O dia 10 de setembro é reservado ao Dia Mundial de Prevenção ao Suicídio. No Brasil, desde 2014 ocorre a campanha do Setembro Amarelo, que é realizada pela Associação Brasileira de Psiquiatria (ABP), em parceria com o Conselho Federal de Medicina (CFM). 

Durante o mês inteiro, a campanha joga luz nas questões acerca das doenças mentais, saúde mental e os sinais de comportamento suicida que, infelizmente, são assuntos pouco discutidos pela sociedade por causa do preconceito.

Muitas pessoas acreditam que falar sobre suicídio pode refletir no aumento das mortes. Porém, na realidade, o problema é potencializado por causa da falta de informação sobre tratamentos mentais e o pouco acolhimento que os indivíduos com pensamentos suicidas recebem da família, dos amigos e do grupo social.

De acordo com a campanha Setembro Amarelo, no Brasil, todos os anos são registrados aproximadamente 12 mil suicídios. Entre os casos, 96,8% tiveram alguma relação com transtornos mentais, como depressão, transtorno bipolar e abuso de substâncias químicas.

Esses e outros transtornos mentais podem ser tratados e controlados com ajuda de psicólogos(as) e psiquiatras. O auxílio médico é fundamental para prevenir o risco do suicídio, porém, o paciente também precisa da atenção e dos cuidados das pessoas que convivem com ele.

É possível identificar com antecedência os sinais de comportamento suicida por meio da observação e do diálogo aberto e acolhedor. Os sintomas, em geral, são o maior desejo de se isolar, perda do interesse de se envolver em atividades, insinuações sobre querer morrer, não ter perspectivas positivas, ficar apático(a) e ter pensamentos e atitudes violentas contra si mesmo(a).
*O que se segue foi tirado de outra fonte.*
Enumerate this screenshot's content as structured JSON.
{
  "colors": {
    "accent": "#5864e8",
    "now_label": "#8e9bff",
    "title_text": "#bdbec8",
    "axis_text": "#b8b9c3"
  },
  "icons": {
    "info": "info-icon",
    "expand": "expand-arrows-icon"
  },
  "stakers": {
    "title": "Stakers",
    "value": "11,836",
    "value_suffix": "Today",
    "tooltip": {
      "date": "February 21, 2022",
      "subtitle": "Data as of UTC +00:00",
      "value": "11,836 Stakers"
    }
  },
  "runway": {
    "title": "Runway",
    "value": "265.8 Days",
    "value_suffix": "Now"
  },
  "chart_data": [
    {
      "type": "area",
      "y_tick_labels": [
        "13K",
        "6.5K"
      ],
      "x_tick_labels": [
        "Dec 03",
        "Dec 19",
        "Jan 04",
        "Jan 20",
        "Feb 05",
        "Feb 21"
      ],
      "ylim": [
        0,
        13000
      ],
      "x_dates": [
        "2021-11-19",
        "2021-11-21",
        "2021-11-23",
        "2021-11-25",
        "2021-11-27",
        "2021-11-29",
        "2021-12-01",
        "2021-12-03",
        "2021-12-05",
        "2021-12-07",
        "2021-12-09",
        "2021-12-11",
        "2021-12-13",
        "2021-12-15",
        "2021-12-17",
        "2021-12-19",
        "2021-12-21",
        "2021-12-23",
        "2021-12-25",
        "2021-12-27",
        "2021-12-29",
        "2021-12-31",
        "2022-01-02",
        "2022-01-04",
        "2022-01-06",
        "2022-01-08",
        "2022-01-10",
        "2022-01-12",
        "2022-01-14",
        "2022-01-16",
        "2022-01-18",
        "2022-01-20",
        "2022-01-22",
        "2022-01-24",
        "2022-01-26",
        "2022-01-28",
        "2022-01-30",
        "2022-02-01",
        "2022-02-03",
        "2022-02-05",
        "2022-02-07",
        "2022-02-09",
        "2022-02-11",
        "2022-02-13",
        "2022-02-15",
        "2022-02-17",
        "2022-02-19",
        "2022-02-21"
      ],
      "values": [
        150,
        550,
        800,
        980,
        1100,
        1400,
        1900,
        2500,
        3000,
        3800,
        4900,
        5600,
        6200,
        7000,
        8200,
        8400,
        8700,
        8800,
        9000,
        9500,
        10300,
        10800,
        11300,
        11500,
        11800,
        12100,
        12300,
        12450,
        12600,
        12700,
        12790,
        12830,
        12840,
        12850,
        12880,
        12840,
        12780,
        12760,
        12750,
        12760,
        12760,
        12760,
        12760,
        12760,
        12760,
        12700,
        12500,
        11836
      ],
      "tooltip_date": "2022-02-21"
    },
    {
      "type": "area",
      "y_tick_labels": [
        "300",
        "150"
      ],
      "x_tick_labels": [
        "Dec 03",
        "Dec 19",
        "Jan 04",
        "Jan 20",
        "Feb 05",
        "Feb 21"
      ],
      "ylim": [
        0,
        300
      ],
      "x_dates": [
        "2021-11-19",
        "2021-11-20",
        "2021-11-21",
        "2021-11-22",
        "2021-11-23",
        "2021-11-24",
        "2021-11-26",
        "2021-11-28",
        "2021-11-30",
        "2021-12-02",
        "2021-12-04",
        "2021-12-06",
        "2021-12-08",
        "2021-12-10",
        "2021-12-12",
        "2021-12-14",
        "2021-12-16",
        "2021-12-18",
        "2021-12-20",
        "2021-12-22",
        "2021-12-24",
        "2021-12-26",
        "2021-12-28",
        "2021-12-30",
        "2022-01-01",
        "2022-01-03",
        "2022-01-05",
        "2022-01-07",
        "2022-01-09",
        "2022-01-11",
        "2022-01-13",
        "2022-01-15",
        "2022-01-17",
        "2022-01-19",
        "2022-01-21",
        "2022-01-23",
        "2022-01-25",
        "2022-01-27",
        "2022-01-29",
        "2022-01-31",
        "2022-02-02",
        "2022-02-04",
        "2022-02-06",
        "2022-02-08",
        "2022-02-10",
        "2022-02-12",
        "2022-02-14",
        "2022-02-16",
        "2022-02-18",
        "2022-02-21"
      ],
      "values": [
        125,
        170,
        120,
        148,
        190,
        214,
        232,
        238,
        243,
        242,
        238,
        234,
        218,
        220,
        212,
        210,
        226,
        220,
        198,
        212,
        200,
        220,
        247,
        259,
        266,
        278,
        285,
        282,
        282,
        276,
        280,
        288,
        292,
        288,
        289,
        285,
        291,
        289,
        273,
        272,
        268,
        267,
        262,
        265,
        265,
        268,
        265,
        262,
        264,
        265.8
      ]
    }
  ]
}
O diálogo pode salvar vidas porque é um momento em que há possibilidade de expressar os sentimentos e as emoções contidas. Cada pessoa sabe a dor que carrega, por isso não podemos julgar o que o outro está sentino - é algo que está fora da nossa compreensão. 

O que é possível, então, é ter empatia e ouvir o que a pessoa tem para dizer. Em alguns casos, os pacientes têm vergonha de mostrar fragilidade e ocultam a verdade da família e dos amigos. Essa atitude impede o diagnóstico e, com o tempo, pode ocasionar um maior transtorno mental que leva ao suicídio.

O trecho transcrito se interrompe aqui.